Both laptops have HP Fast Charge to deliver about half battery life in 45 minutes. An added bonus is that the AC adapters are considerably smaller than a lot of competing workstations. If you are frequently toting these laptops on your back, any reduction in weight is a boon. And you will want to take your AC adapter with you everywhere, as these laptops suck up power quickly.
PCMark's gaming battery test, which measures battery life with the system under relatively heavy load, measured just an hour and 15 minutes. Going about normal work, you should expect between five and six hours of life from a charge. Note that I tested rather high-end models with 4K displays, and less-powerful configurations with FHD display will have far better battery life.
Unfortunately, I couldn't run the same test on the ZBook 15 due to a battery issue; the laptop wouldn't run without the AC adapter. It might make you question durability but it's just something that happens and is covered by warranty if support options don't solve the problem.
Should you buy HP's ZBook 15 or ZBook 17?

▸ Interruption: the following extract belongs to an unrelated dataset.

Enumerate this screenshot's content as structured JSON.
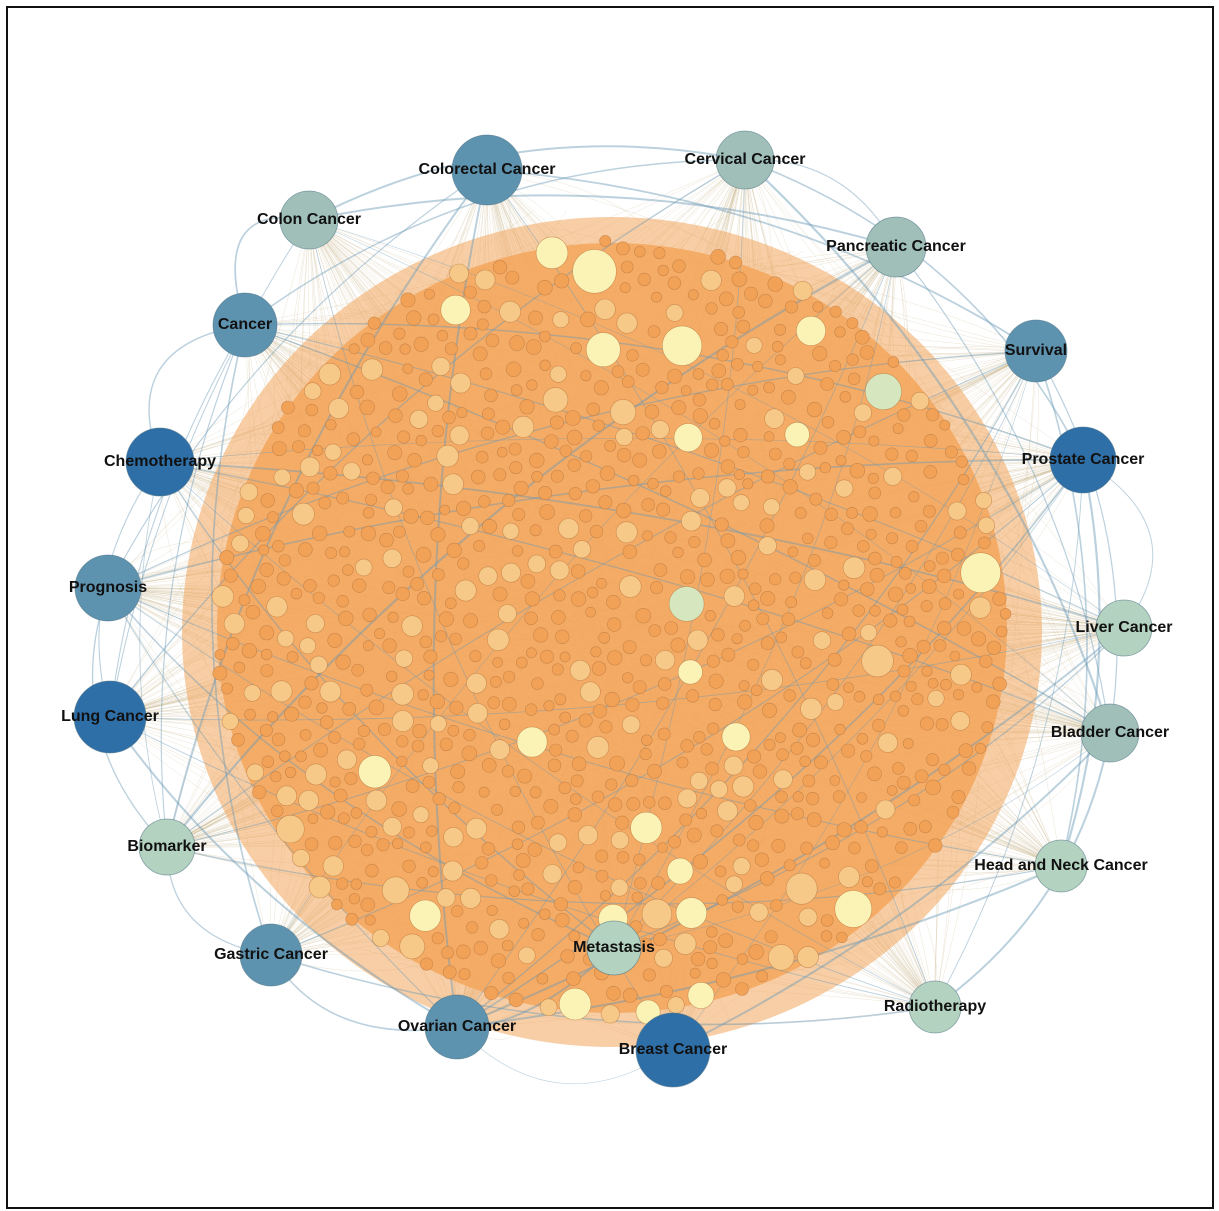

It's clear after using these laptops why HP's ZBook lineup is so popular in the professional world. You get a whack of HP Sure security options (like Sure Start BIOS monitor and Sure Sense antivirus), you get the power needed to handle specialized tasks, and you get a bunch of display options, including the brilliant DreamColor 4K screens I tested. The laptops are thick and heavy, but they're durable and seemingly have the right amount of cooling to prevent thermal throttling.
Toolless entry on the bottom panel is an ingenious addition, the top-firing speakers are excellent, and you get plenty of ports for connecting your peripherals, including something like HP's Reverb VR headset. I don't quite like the keyboard as much as I do on a ThinkPad, but it's still going to make typing comfortable.
Answering the "Should you buy?" question ultimately comes down to whether or not you need the performance and features and can afford the steep price tag. Want up to a NVIDIA Quadro RTX 5000 GPU and larger display that makes collaboration much easier? Go with the ZBook 17, though keep in mind it's much better suited to life on a desk than in a backpack due to its size and weight.
Can you get by with up to a NVIDIA Quadro RTX 3000 GPU and smaller 15-inch display? The ZBook 15 is likely a better (and more affordable) choice, plus it's much easier to carry around. It won't have a Mini DisplayPort or an optical drive, but it does a much more convincing job of acting as a portable laptop.